No, Matthew McConaughey, America is Not ‘Going Through Puberty.’

In a strange Independence Day message, actor Matthew McConaughey suggests to his countrymen that we, as a nation, shouldn’t be discouraged by the social turmoil and political violence that we witnessed in 2020 because this is all just evidence that we are going through the ordinary growing pains that nations must endure in order to grow. 

“But let’s also remember that we’re babies as a country,” McConaughey said to his followers, continuing:

We’re basically going through puberty in comparison to other countries’ timeline, and we’re going to go through growing pains.  We are going through growing pains.  This is not an excuse, it’s just the reality, and this is good, because we got to keep learning, we got to keep maturing, we gotta keep striving, we gotta keep climbing, we gotta keep building.  And we gotta make sure we maintain hope along the way, as we continue to evolve.

Some conservatives have perplexingly found this stupid analogy to be a gem of hipster wisdom.  While admitting that much of what McConaughey says is “platitudinous nonsense,” Michael Knowles of the Daily Wire argues that the driving point “is actually really smart. McConaughey is saying, this is a young country, and we’re going through puberty.  And that is certainly true.”

All of that should seem a funny thing to suggest about a nation that is governed by a Constitution which is widely considered to be the oldest still in use today.  One can guess that what McConaughey must mean, and why some conservatives like Knowles might find the analogy cogent, is that relative to other European and Asian peoples, we Americans have a short history as a people.

But that’s a meaningless distinction when talking about the origin and development of nations. 

This could be an exhaustive list, but here’s just one example.  The modern conception of Germany has long existed, but were its many modern forms just the natural growing pains on Germans’ way to “maturing” and “evolving” toward who they’re meant to be as a nation?  Even in our “young” United States of America’s short existence, the Holy Roman Empire was dissolved in the aftermath of the Napoleonic Wars.  Germanic nations were later unified as a proto-socialist nation-state during the Industrial Revolution under Otto von Bismarck, becoming a then-highly-progressive and openly militaristic empire whose aggression was ultimately checked in the early twentieth century.  After that, Germany was an unsuccessful democratic republic, giving way to its having become an evil fascist empire that was driven by a lust for racial hegemony.  After Nazism was destroyed, Germany became a divided political entity in the Cold War that was only unified when the Soviet Union collapsed in 1991.  Now, it is a democratic Western power and the leading economic influence in the European Union.  

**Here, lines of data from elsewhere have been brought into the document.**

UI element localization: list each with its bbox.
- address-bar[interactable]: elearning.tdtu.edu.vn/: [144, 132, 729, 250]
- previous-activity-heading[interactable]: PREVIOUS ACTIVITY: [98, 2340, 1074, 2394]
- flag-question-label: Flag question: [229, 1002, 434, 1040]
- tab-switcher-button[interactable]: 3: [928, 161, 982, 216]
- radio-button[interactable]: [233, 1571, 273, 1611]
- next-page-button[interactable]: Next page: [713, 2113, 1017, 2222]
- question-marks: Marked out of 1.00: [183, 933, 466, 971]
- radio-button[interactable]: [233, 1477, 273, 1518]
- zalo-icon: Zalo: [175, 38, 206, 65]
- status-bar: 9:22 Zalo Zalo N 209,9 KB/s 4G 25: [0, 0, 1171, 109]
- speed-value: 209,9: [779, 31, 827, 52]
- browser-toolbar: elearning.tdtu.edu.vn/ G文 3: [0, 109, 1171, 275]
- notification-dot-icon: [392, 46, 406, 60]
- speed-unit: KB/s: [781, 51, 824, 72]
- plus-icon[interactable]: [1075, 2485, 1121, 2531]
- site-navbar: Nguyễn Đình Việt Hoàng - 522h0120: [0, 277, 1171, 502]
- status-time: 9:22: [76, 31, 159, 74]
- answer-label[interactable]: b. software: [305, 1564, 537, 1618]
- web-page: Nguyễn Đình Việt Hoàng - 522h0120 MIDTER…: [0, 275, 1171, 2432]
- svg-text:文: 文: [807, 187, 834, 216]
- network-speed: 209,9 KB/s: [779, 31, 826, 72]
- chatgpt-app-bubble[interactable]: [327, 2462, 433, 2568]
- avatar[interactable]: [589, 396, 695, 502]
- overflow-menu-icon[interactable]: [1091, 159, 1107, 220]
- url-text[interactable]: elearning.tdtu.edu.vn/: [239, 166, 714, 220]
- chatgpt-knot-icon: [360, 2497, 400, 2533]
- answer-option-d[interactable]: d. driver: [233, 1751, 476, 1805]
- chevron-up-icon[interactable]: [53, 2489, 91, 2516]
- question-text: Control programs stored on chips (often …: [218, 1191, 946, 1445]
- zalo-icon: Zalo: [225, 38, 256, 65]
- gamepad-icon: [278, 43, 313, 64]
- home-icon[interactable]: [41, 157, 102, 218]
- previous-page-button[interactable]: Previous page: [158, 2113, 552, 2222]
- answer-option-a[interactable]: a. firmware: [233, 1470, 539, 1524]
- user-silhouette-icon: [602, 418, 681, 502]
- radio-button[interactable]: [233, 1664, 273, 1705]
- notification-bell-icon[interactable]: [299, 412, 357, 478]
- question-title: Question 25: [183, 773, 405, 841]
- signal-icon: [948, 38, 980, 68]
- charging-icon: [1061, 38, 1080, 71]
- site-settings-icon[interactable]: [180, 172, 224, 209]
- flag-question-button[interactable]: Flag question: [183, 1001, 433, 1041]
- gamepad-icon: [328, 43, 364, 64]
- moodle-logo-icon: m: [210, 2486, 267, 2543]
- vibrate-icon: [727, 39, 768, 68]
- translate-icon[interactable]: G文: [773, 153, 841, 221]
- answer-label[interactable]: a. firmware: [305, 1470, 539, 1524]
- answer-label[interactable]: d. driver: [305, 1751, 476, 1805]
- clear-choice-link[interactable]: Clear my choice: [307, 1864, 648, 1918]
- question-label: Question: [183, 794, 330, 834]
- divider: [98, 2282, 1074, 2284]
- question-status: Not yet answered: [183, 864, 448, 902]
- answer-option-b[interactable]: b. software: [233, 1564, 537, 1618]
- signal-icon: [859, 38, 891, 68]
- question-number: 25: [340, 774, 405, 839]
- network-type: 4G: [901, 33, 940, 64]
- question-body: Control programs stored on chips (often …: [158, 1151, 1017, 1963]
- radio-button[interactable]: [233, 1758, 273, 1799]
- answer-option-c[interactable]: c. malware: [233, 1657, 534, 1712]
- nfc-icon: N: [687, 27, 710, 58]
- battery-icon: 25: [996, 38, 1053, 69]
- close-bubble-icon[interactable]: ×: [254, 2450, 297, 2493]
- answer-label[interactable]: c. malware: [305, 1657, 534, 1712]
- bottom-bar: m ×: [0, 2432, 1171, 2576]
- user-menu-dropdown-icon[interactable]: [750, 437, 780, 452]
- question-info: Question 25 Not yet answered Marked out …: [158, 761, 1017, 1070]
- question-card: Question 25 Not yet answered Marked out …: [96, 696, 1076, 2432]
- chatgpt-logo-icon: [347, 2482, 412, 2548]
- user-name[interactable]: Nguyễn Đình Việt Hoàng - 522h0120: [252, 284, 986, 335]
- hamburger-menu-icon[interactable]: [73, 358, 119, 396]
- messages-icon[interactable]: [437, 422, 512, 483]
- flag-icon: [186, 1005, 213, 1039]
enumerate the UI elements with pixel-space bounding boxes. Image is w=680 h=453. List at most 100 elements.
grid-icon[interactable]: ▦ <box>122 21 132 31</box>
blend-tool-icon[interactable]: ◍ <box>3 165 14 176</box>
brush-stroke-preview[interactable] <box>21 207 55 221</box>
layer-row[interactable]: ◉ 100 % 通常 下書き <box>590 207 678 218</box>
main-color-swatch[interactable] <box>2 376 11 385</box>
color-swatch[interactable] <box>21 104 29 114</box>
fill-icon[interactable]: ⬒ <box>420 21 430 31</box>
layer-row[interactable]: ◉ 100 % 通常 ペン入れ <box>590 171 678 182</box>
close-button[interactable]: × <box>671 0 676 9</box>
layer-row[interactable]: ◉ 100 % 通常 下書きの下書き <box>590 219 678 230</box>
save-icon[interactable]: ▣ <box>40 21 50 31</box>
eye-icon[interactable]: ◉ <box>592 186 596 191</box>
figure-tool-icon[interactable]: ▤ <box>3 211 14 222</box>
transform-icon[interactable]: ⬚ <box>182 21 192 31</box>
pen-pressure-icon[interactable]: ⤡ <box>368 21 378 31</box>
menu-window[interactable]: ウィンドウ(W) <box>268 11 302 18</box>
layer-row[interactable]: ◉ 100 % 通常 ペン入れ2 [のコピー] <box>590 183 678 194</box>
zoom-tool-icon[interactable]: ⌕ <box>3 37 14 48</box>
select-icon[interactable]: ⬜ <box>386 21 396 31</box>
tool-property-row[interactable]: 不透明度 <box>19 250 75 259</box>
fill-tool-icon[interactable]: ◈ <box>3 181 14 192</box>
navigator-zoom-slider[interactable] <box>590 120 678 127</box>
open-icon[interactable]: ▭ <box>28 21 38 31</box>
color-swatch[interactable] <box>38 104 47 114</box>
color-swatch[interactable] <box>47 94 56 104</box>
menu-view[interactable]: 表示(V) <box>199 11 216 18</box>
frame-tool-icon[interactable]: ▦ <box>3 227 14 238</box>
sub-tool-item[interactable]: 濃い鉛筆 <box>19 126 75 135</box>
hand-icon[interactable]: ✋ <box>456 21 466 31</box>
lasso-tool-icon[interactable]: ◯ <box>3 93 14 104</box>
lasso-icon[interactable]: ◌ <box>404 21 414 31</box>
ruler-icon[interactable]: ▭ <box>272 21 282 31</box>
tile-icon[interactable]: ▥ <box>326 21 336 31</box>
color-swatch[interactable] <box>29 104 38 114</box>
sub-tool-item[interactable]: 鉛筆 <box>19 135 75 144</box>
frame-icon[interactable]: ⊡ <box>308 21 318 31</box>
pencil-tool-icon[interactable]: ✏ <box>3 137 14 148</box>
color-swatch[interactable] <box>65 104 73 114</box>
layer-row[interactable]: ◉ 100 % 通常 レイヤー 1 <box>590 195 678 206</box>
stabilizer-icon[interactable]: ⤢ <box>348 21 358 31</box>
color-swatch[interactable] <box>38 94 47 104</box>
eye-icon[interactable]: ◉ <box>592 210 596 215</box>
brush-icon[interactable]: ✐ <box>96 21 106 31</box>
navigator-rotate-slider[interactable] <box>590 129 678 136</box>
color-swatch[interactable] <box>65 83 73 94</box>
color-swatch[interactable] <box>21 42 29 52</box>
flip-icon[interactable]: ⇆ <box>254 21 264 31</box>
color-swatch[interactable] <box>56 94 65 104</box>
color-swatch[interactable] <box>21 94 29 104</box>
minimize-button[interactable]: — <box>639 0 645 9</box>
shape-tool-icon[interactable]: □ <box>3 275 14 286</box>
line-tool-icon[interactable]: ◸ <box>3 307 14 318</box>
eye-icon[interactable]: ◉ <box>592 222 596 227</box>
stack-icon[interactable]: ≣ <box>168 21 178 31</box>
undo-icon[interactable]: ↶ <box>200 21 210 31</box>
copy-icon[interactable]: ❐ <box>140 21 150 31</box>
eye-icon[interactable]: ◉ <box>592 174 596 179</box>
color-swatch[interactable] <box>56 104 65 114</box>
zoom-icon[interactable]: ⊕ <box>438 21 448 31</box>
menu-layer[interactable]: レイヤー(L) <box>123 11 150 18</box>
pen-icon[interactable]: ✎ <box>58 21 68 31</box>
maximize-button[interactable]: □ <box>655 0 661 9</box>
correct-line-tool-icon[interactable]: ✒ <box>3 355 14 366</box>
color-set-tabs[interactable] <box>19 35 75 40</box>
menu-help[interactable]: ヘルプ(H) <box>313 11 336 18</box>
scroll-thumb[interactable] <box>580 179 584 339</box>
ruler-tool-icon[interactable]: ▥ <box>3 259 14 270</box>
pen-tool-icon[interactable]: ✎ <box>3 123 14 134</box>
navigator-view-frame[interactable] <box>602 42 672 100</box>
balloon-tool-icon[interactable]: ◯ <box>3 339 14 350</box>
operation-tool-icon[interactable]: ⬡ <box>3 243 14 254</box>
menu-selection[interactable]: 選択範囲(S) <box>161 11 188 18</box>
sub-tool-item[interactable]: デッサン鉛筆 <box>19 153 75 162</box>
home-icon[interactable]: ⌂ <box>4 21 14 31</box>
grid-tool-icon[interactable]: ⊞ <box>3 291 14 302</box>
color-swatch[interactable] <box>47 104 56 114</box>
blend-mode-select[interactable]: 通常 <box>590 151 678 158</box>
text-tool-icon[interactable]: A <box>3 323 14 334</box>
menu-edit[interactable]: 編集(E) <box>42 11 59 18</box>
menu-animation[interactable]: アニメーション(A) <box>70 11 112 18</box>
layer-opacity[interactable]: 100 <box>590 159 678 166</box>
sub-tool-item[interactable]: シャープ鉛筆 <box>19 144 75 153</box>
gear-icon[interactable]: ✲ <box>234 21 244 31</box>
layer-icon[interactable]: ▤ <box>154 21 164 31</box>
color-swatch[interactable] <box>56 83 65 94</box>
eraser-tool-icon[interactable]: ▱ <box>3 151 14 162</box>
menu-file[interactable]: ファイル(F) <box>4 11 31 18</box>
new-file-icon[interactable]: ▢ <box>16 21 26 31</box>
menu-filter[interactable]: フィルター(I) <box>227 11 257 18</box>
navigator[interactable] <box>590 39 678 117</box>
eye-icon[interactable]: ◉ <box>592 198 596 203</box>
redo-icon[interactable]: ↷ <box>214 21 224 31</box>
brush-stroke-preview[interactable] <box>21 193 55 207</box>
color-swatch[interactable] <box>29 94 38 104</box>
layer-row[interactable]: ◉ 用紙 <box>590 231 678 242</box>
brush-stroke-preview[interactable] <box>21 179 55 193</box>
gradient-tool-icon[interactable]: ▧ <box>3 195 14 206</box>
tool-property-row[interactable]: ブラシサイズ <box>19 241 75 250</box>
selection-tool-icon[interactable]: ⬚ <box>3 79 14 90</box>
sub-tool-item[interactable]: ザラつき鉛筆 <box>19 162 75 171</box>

These were not simply developmental stages in Germany’s natural growth, and nothing akin to a teenager working out his hormonal imbalances, struggling to find his ultimate identity from his imperfect and undeveloped beginnings in life. These were different Germanys, governed by different ideologies, driven by different moral impulses, who all desired very different things than what Matthew McConaughey imagines that all countries which happen to exist for a long time must aspire toward.

America does have a short history as a people, relative to the history of the Germanic peoples, to use only the aforementioned example.  But that’s not what makes us unique.  What makes us unique is not our evolution as a people, but we are most remarkable for our stalwart conservation of the peculiar ideology and idea about the limited yet explicitly defined governance of free citizens that has bound us as a nation for nearly two and a half centuries.

You know these unique ideas.  Freedom of speech, freedom of religion, the natural right to keep and bear arms in defense of one’s life and liberty without government infringement, and so on.  As Ronald Reagan assured us, these virtues aren’t passed to our children “in the bloodstream.”  The defense of these ideas has fallen to generation after generation of patriots, some more effective than others, who have protected, nurtured, and expanded upon those principles first enshrined by this nation’s Founders nearly two and a half centuries ago.   

We are not a “young” nation, in the context of modern nations. Indeed, we’re the furthest thing from it, and particularly amongst our great modern rivals. Communist China is not yet 100, and post-Soviet Russian Constitution is less than 30-years-old.  A nation is defined by its government and its constitution, and in that sense, we are among the oldest, and certainly the most successful, in the world today. 

We’re not the punk teenager of the world.  We’re the wisest of sages, as global governments go.

The analogy suggesting that we are “going through puberty” as a nation is not “actually really smart.”  However, I understand why such language might be employed, particularly by an aspiring politician, which McConaughey may be.  It’s a unifying suggestion, in the sense that such characterizations of our circumstances don’t require that anyone is blamed for what is actually happening. 

But while it may be politically expedient, it is also a cowardly lie.  We are not a nation experiencing natural convulsions akin to the growing pains of adolescence among individual human beings.  We are witnessing an attempted coup by a radical revolutionary faction that is bent on destroying everything that America and its Founders once represented, and replacing it with something else entirely.